Yamaha TDM 900



   ‹ Powrót do stony z opiniami...
Gość


9
Cicha woda
10.21.2015 21:40:29

TDM mam dopiero rok, wcześniej jeździłem chopperami, ale nie dają one takiego komfortu jazdy jak turystyki. Poszukiwałem więc takiego motocykla który byłby uniwersalny, względnie tani w esploatacji i niezawodny. Faktycznie takim motorem okazała się być Tedzia. W tym sezonie przejechałem z nią ok 20 000 km przez co miałem okazję wystarczająco dobrze poznać maszynę i jej zachowanie.

Silnik:
Mocny, żwawy i elastyczny. Gdy kręci się go powyżej ok 4500 rpm maszyna jest bardzo zrywna. Niezależnie czy jedzie się autostradą, czy krętą górską drogą – zawsze ma się pod ręką potężnego kopa. Dzięki temu dalsze trasy nie nużą ślamazarnym tempem jazdy, w mieście można dynamicznie wyprzedzać, a na serpentynach silnik zachęca do zabawy :)
Na niskich obrotach – poniżej 3000 - TDMka jest trochę ospała i lubi szarpać, ale taki już jej urok.

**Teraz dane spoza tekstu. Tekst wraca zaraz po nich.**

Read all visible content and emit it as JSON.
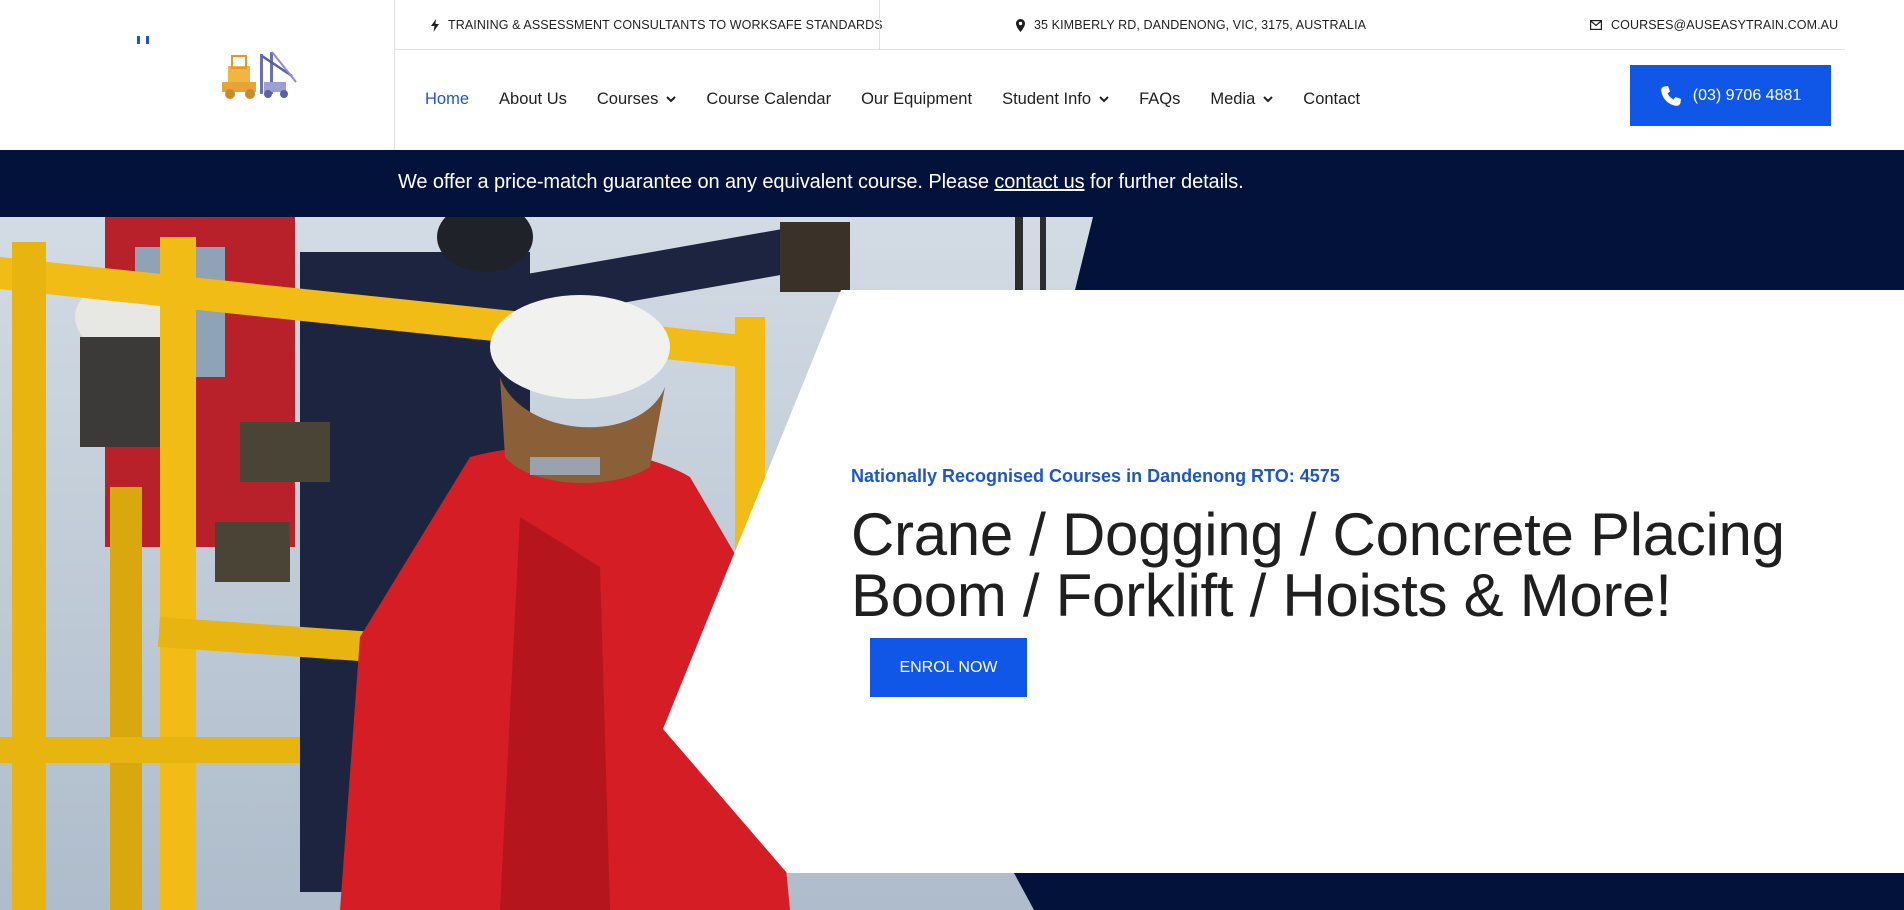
{
  "topbar": {
    "tagline": "TRAINING & ASSESSMENT CONSULTANTS TO WORKSAFE STANDARDS",
    "address": "35 KIMBERLY RD, DANDENONG, VIC, 3175, AUSTRALIA",
    "email": "COURSES@AUSEASYTRAIN.COM.AU",
    "icons": [
      "bolt-icon",
      "map-pin-icon",
      "envelope-icon"
    ]
  },
  "nav": {
    "items": [
      {
        "label": "Home",
        "active": true,
        "dropdown": false
      },
      {
        "label": "About Us",
        "active": false,
        "dropdown": false
      },
      {
        "label": "Courses",
        "active": false,
        "dropdown": true
      },
      {
        "label": "Course Calendar",
        "active": false,
        "dropdown": false
      },
      {
        "label": "Our Equipment",
        "active": false,
        "dropdown": false
      },
      {
        "label": "Student Info",
        "active": false,
        "dropdown": true
      },
      {
        "label": "FAQs",
        "active": false,
        "dropdown": false
      },
      {
        "label": "Media",
        "active": false,
        "dropdown": true
      },
      {
        "label": "Contact",
        "active": false,
        "dropdown": false
      }
    ]
  },
  "phone_button": {
    "label": "(03) 9706 4881",
    "icon": "phone-icon"
  },
  "notice": {
    "before": "We offer a price-match guarantee on any equivalent course. Please ",
    "link": "contact us",
    "after": " for further details."
  },
  "hero": {
    "subtitle": "Nationally Recognised Courses in Dandenong RTO: 4575",
    "title": "Crane / Dogging / Concrete Placing Boom / Forklift / Hoists & More!",
    "cta": "ENROL NOW"
  },
  "colors": {
    "accent": "#1057e8",
    "nav_active": "#1d56c9",
    "navy": "#03123a",
    "text": "#1f1f1f"
  }
}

Gorzej, gdy szarpanie staje się nieprzewidywalne i silnik zgaśnie np. przy redukcji albo pyrkając na jałowych obrotach – to oznaka szwankującego TPSa (czujnik położenia przepustnicy) który można wymienić za free w ramach akcji serwisowej.

Spalanie i zasięg:
Bardzo oszczędne wg. Mnie. Ok. 4, 4,5 l/100km - przy spokojnej i dynamicznej jeździe. Przy autostradowych prędkościach lubi łyknąć nieco ponad 5 l/100.
W połączeniu z 20 litrowym bakiem daje to spokojnie zasięg rzędu 400 – 450km.

Hamulce:
Przeszczep z Yamahy R1 więc otrzymujemy to co można się spodziewać: mocne hamowanie, pełna dozowalność. W praktyce używa się jednego albo dwóch palców do hamowania. Przy „awaryjnym” hamowaniu pełną łapą trzeba uważać – warto szukać modelu posiadającego ABS!
Tylny hamulec ma podobny charakter pracy co przedni, przez co nie należy się go bać i z powodzeniem można używać obu w trakcie codziennej jazdy.

Zawieszenie:
Pełna regulacja – napięcie wstępne, dobicie, odbicie - zarówno przód jak i tył. Także pełno możliwości ustawienia maszyny pod siebie.
Jeżdżę na nieznacznie zmienionych ustawieniach fabrycznych i przy mojej wadze – 70kg – maszyna bardzo dobrze wybiera nierówności zachowując przy tym pełną stabilność i odpowiednią sztywność w zakręcie.
Dzięki geometrii i stosunkowo szerokiej kierownicy maszyna posłusznie się składa . Mimo wysoko położonego środka ciężkości, nie ma tendencji do „przewalania się”, niezależnie od prędkości.
Poza asfaltem maszyna daje radę po szutrze i w płytkim piasku, ale nie jest to jej żywioł. Być może do jazdy terenowej należy ją wyposażyć w odp. opony oraz trzeba posiadać pewne umiejętności.
Minusem jest utrudniony dostęp do regulacji tylnego amortyzatora – trzeba się trochę napocić z kluczem hakowym, by zmienić nastawy np. pod jazdę z pasażerem lub bagażami.


Komfort, ergonomia:
Mam 175cm wzrostu, 70kg wagi i jak dla mnie maszyna pasuje prawie idealnie (nie sięgam tylko całymi stopami do ziemi).
Oryginalne siedzenie i bak są dość dobrze wyprofilowane, nawet po 400km dziennie nie czuć zmęczenia tyłka. Pozycja za kierownicą jest raczej wyprostowana, z tendencją do lekkiego przechyłu do przodu. Na krętej trasie wygodnie przyjąć pozycję pochyloną, oprzeć pięty na specjalnie wykonanych oparciach – wtedy wygodniej i szybciej steruje się maszyną.
Kierownica jest szeroka, ale nie na tyle żeby przeszkadzała w jeździe w korku.
Wszystkie przełączniki i wskaźniki są wygodnie umieszczone i są czytelne.
Ochrona przed wiatrem to temat sporny. U mnie podwyższona szyba daje radę do 140km/h. a słyszałem też opinie, że najlepiej jest z oryginalną, krótką szybką... dlatego każdy musi tę sprawę rozstrzygnąć indywidualnie.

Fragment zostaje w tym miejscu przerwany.